Given the tendency of native Anglophone analytic philosophers to remain monolingual, the discipline is losing out on philosophical perspectives that are afforded by competence in languages other than English…majority Anglophone countries house only about 6% of the global population. Philosophical discussion is consequently deprived of a huge pool of philosophical talent. Given the tendency of native Anglophone analytic philosophers to remain monolingual, the discipline is additionally losing out on those philosophical perspectives that are afforded by competence in languages other than English.

I’m all for this in principle, as I often come across interesting philosophy articles in other languages and would love for it to easier to find and read such articles (one can always put a document into Google Translate, for example, but in order to find an article in the first place one may need to be able to read the title!).

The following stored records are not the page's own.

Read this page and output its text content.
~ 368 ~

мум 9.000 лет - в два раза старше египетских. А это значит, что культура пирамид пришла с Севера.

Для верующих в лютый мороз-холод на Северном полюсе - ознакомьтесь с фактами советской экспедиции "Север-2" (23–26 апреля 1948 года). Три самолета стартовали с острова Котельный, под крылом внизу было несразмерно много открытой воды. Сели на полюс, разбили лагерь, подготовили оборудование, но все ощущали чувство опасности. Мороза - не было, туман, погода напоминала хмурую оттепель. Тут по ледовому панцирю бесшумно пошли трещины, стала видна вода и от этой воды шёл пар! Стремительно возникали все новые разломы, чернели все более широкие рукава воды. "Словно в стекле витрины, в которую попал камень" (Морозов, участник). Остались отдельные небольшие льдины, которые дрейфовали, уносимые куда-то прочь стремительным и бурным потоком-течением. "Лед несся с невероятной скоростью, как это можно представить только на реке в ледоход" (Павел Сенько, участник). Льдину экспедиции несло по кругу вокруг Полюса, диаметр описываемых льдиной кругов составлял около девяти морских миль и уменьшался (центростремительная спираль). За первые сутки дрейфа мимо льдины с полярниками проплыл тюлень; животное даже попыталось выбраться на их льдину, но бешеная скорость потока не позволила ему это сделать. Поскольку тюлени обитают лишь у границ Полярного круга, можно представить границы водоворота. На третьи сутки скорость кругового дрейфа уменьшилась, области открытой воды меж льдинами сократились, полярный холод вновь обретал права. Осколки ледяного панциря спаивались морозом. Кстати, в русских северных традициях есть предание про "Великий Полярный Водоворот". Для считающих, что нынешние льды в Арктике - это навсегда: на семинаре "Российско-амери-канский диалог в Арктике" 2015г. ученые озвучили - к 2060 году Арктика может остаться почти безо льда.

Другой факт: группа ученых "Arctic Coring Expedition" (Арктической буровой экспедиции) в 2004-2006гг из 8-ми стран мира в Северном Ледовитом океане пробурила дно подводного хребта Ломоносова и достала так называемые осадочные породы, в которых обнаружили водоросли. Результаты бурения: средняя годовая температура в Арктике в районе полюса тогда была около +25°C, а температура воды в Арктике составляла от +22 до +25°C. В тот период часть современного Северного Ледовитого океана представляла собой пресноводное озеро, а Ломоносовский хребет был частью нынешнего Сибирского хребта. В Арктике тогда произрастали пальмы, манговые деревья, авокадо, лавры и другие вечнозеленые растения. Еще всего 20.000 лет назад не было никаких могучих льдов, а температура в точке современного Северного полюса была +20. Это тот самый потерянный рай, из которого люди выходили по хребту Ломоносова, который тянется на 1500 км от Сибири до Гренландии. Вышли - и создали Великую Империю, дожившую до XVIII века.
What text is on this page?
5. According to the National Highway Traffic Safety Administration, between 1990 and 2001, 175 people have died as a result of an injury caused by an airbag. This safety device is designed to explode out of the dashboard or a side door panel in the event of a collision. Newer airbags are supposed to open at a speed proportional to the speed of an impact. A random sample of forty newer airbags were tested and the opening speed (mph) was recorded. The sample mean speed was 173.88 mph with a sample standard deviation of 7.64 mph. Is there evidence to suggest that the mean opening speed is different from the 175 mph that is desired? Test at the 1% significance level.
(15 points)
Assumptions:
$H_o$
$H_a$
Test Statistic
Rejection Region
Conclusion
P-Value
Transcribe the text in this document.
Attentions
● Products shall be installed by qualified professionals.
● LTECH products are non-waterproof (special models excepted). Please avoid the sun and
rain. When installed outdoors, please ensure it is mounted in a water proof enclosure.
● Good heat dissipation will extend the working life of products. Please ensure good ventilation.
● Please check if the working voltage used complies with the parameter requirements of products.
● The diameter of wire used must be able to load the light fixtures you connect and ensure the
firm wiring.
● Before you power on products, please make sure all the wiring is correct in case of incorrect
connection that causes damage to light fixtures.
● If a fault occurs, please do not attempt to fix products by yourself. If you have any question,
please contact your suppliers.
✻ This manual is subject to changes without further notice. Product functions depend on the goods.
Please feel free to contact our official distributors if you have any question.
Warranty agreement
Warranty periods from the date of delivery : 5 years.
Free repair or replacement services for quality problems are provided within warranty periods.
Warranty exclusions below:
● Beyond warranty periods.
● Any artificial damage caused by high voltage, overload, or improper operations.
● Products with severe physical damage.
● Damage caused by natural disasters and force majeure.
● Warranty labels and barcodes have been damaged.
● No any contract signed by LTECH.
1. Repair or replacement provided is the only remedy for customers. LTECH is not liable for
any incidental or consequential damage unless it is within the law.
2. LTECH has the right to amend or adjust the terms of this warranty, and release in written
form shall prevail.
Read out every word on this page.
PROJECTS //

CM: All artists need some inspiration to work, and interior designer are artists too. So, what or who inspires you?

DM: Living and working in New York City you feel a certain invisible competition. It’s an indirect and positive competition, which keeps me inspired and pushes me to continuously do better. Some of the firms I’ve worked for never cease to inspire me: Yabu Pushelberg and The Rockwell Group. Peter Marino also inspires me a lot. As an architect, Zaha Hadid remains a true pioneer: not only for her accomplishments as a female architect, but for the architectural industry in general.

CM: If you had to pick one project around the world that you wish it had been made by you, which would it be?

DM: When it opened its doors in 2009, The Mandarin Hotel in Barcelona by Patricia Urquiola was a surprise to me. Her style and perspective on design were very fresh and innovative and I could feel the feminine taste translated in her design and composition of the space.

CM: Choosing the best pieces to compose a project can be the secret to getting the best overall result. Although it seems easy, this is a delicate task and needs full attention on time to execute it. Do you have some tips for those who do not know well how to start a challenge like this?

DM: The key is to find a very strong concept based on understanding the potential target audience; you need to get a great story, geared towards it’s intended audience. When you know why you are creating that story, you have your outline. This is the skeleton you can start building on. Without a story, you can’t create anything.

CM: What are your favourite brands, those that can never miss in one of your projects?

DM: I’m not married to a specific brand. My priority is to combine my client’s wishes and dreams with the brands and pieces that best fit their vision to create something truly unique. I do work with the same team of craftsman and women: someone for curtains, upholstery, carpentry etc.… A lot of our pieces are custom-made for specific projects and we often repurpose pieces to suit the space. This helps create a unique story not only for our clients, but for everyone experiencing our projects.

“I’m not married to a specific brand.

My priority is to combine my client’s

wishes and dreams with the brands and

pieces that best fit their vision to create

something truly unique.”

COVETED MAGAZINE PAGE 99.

So, I’m curious: how might Contesi’s proposal best work? Contesi suggests a number of options, including the ‘Barcelona Principles for a Globally Inclusive Philosophy‘, which hold (among other things) that journals should evaluate submissions on the basis of ideas rather than fluency and seek to include (whenever possible) non-English speakers on editorial boards, etc. I wonder how far this could go, however. Obviously, there are so many languages fluency in more than a few of them can be difficult, and of course it would seem formidably difficult to ensure that journal editorial boards represent most languages on Earth (and find reviewers, etc.).

So, I wonder whether Anglophone journals might instead consider submissions that are translated into English via Google Translate, and then explicitly notify reviewers that this is the case (noting the original language of authorship), instructing reviewers to not hold translation issues or other English-writing infelicities against the submitter. Then, when publishing the eventual article, perhaps the journal could publish it simultaneously in its original language alongside an English translation. Anyway, I’m curious: what do you all think?